Visible to Intel only — GUID: mwh1391807503031
Ixiasoft
Visible to Intel only — GUID: mwh1391807503031
Ixiasoft
8.7. Static Memory Coalescing
The figure below shows a common case where kernel performance might benefit from static memory coalescing:
Consider the following vectorized kernel:
__attribute__((num_simd_work_items(4)))
__attribute__((reqd_work_group_size(64,1,1)))

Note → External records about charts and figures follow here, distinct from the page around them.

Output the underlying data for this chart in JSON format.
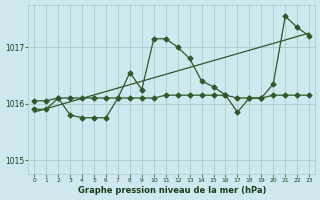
{
  "title": "Graphe pression niveau de la mer (hPa)",
  "bg_color": "#cfe8ef",
  "grid_color": "#aacccc",
  "line_color": "#2d5a27",
  "text_color": "#1a3d1a",
  "xlim": [
    -0.5,
    23.5
  ],
  "ylim": [
    1014.75,
    1017.75
  ],
  "yticks": [
    1015,
    1016,
    1017
  ],
  "xticks": [
    0,
    1,
    2,
    3,
    4,
    5,
    6,
    7,
    8,
    9,
    10,
    11,
    12,
    13,
    14,
    15,
    16,
    17,
    18,
    19,
    20,
    21,
    22,
    23
  ],
  "series1": [
    1015.9,
    1015.9,
    1016.1,
    1015.8,
    1015.75,
    1015.75,
    1015.75,
    1016.1,
    1016.55,
    1016.25,
    1017.15,
    1017.15,
    1017.0,
    1016.8,
    1016.4,
    1016.3,
    1016.15,
    1015.85,
    1016.1,
    1016.1,
    1016.35,
    1017.55,
    1017.35,
    1017.2
  ],
  "series2": [
    1016.05,
    1016.05,
    1016.1,
    1016.1,
    1016.1,
    1016.1,
    1016.1,
    1016.1,
    1016.1,
    1016.1,
    1016.1,
    1016.15,
    1016.15,
    1016.15,
    1016.15,
    1016.15,
    1016.15,
    1016.1,
    1016.1,
    1016.1,
    1016.15,
    1016.15,
    1016.15,
    1016.15
  ],
  "series3_x": [
    0,
    23
  ],
  "series3_y": [
    1015.85,
    1017.25
  ]
}
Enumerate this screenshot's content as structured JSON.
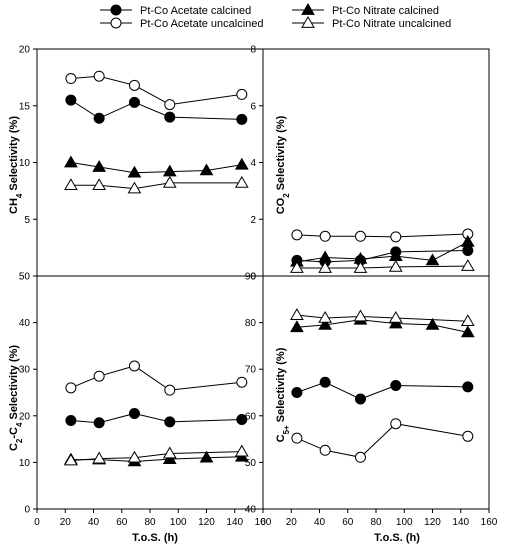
{
  "legend": [
    {
      "label": "Pt-Co Acetate calcined",
      "marker": "circle",
      "filled": true
    },
    {
      "label": "Pt-Co Acetate uncalcined",
      "marker": "circle",
      "filled": false
    },
    {
      "label": "Pt-Co Nitrate calcined",
      "marker": "triangle",
      "filled": true
    },
    {
      "label": "Pt-Co Nitrate uncalcined",
      "marker": "triangle",
      "filled": false
    }
  ],
  "chart_data": [
    {
      "type": "line",
      "ylabel_main": "CH",
      "ylabel_sub": "4",
      "ylabel_rest": " Selectivity (%)",
      "xlabel": "",
      "xlim": [
        0,
        160
      ],
      "ylim": [
        0,
        20
      ],
      "yticks": [
        "5",
        "10",
        "15",
        "20"
      ],
      "xticks": [],
      "series": [
        {
          "name": "Pt-Co Acetate calcined",
          "marker": "circle",
          "filled": true,
          "x": [
            24,
            44,
            69,
            94,
            145
          ],
          "y": [
            15.5,
            13.9,
            15.3,
            14.0,
            13.8
          ]
        },
        {
          "name": "Pt-Co Acetate uncalcined",
          "marker": "circle",
          "filled": false,
          "x": [
            24,
            44,
            69,
            94,
            145
          ],
          "y": [
            17.4,
            17.6,
            16.8,
            15.1,
            16.0
          ]
        },
        {
          "name": "Pt-Co Nitrate calcined",
          "marker": "triangle",
          "filled": true,
          "x": [
            24,
            44,
            69,
            94,
            120,
            145
          ],
          "y": [
            10.0,
            9.6,
            9.1,
            9.2,
            9.3,
            9.8
          ]
        },
        {
          "name": "Pt-Co Nitrate uncalcined",
          "marker": "triangle",
          "filled": false,
          "x": [
            24,
            44,
            69,
            94,
            145
          ],
          "y": [
            8.0,
            8.0,
            7.7,
            8.2,
            8.2
          ]
        }
      ]
    },
    {
      "type": "line",
      "ylabel_main": "CO",
      "ylabel_sub": "2",
      "ylabel_rest": " Selectivity (%)",
      "xlabel": "",
      "xlim": [
        0,
        160
      ],
      "ylim": [
        0,
        8
      ],
      "yticks": [
        "0",
        "2",
        "4",
        "6",
        "8"
      ],
      "xticks": [],
      "series": [
        {
          "name": "Pt-Co Acetate calcined",
          "marker": "circle",
          "filled": true,
          "x": [
            24,
            44,
            69,
            94,
            145
          ],
          "y": [
            0.55,
            0.5,
            0.55,
            0.85,
            0.9
          ]
        },
        {
          "name": "Pt-Co Acetate uncalcined",
          "marker": "circle",
          "filled": false,
          "x": [
            24,
            44,
            69,
            94,
            145
          ],
          "y": [
            1.45,
            1.4,
            1.4,
            1.38,
            1.48
          ]
        },
        {
          "name": "Pt-Co Nitrate calcined",
          "marker": "triangle",
          "filled": true,
          "x": [
            24,
            44,
            69,
            94,
            120,
            145
          ],
          "y": [
            0.5,
            0.65,
            0.6,
            0.7,
            0.55,
            1.2
          ]
        },
        {
          "name": "Pt-Co Nitrate uncalcined",
          "marker": "triangle",
          "filled": false,
          "x": [
            24,
            44,
            69,
            94,
            145
          ],
          "y": [
            0.28,
            0.28,
            0.28,
            0.32,
            0.35
          ]
        }
      ]
    },
    {
      "type": "line",
      "ylabel_main": "C",
      "ylabel_sub": "2",
      "ylabel_rest": "-C",
      "ylabel_sub2": "4",
      "ylabel_rest2": " Selectivity (%)",
      "xlabel": "T.o.S. (h)",
      "xlim": [
        0,
        160
      ],
      "ylim": [
        0,
        50
      ],
      "yticks": [
        "0",
        "10",
        "20",
        "30",
        "40",
        "50"
      ],
      "xticks": [
        "0",
        "20",
        "40",
        "60",
        "80",
        "100",
        "120",
        "140",
        "160"
      ],
      "series": [
        {
          "name": "Pt-Co Acetate calcined",
          "marker": "circle",
          "filled": true,
          "x": [
            24,
            44,
            69,
            94,
            145
          ],
          "y": [
            19.0,
            18.5,
            20.5,
            18.7,
            19.2
          ]
        },
        {
          "name": "Pt-Co Acetate uncalcined",
          "marker": "circle",
          "filled": false,
          "x": [
            24,
            44,
            69,
            94,
            145
          ],
          "y": [
            26.0,
            28.5,
            30.7,
            25.5,
            27.2
          ]
        },
        {
          "name": "Pt-Co Nitrate calcined",
          "marker": "triangle",
          "filled": true,
          "x": [
            24,
            44,
            69,
            94,
            120,
            145
          ],
          "y": [
            10.6,
            10.6,
            10.2,
            10.7,
            11.0,
            11.2
          ]
        },
        {
          "name": "Pt-Co Nitrate uncalcined",
          "marker": "triangle",
          "filled": false,
          "x": [
            24,
            44,
            69,
            94,
            145
          ],
          "y": [
            10.4,
            10.8,
            11.0,
            11.9,
            12.3
          ]
        }
      ]
    },
    {
      "type": "line",
      "ylabel_main": "C",
      "ylabel_sub": "5+",
      "ylabel_rest": " Selectivity (%)",
      "xlabel": "T.o.S. (h)",
      "xlim": [
        0,
        160
      ],
      "ylim": [
        40,
        90
      ],
      "yticks": [
        "40",
        "50",
        "60",
        "70",
        "80",
        "90"
      ],
      "xticks": [
        "0",
        "20",
        "40",
        "60",
        "80",
        "100",
        "120",
        "140",
        "160"
      ],
      "series": [
        {
          "name": "Pt-Co Acetate calcined",
          "marker": "circle",
          "filled": true,
          "x": [
            24,
            44,
            69,
            94,
            145
          ],
          "y": [
            65.0,
            67.2,
            63.6,
            66.5,
            66.2
          ]
        },
        {
          "name": "Pt-Co Acetate uncalcined",
          "marker": "circle",
          "filled": false,
          "x": [
            24,
            44,
            69,
            94,
            145
          ],
          "y": [
            55.2,
            52.6,
            51.1,
            58.3,
            55.6
          ]
        },
        {
          "name": "Pt-Co Nitrate calcined",
          "marker": "triangle",
          "filled": true,
          "x": [
            24,
            44,
            69,
            94,
            120,
            145
          ],
          "y": [
            79.0,
            79.5,
            80.6,
            79.8,
            79.5,
            77.9
          ]
        },
        {
          "name": "Pt-Co Nitrate uncalcined",
          "marker": "triangle",
          "filled": false,
          "x": [
            24,
            44,
            69,
            94,
            145
          ],
          "y": [
            81.6,
            81.0,
            81.3,
            81.0,
            80.3
          ]
        }
      ]
    }
  ]
}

__kernel void sum (__global const float * restrict a,
__global const float * restrict b,
__global float * restrict answer)
{
size_t gid = get_global_id(0);
answer[gid] = a[gid] + b[gid];
}
The OpenCL™ kernel performs four load operations that access consecutive locations in memory. Instead of performing four memory accesses to competing locations, the offline compiler coalesces the four loads into a single wider vector load. This optimization reduces the number of accesses to a memory system and potentially leads to better memory access patterns.
Although the offline compiler performs static memory coalescing automatically when it vectorizes the kernel, you should use wide vector loads and stores in your OpenCL code whenever possible to ensure efficient memory accesses. To implement static memory coalescing manually, you must write your code in such a way that a sequential access pattern can be identified at compilation time. The original kernel code shown in the figure above can benefit from static memory coalescing because all the indexes into buffers a and b increment with offsets that are known at compilation time. In contrast, the following code does not allow static memory coalescing to occur:
__kernel void test (__global float * restrict a,
__global float * restrict b,
__global float * restrict answer;
__global int * restrict offsets)
{
size_t gid = get_global_id(0);
answer[gid*4 + 0] = a[gid*4 + 0 + offsets[gid]] + b[gid*4 + 0];
answer[gid*4 + 1] = a[gid*4 + 1 + offsets[gid]] + b[gid*4 + 1];
answer[gid*4 + 2] = a[gid*4 + 2 + offsets[gid]] + b[gid*4 + 2];
answer[gid*4 + 3] = a[gid*4 + 3 + offsets[gid]] + b[gid*4 + 3];
}
The value offsets[gid] is unknown at compilation time. As a result, the offline compiler cannot statically coalesce the read accesses to buffer a.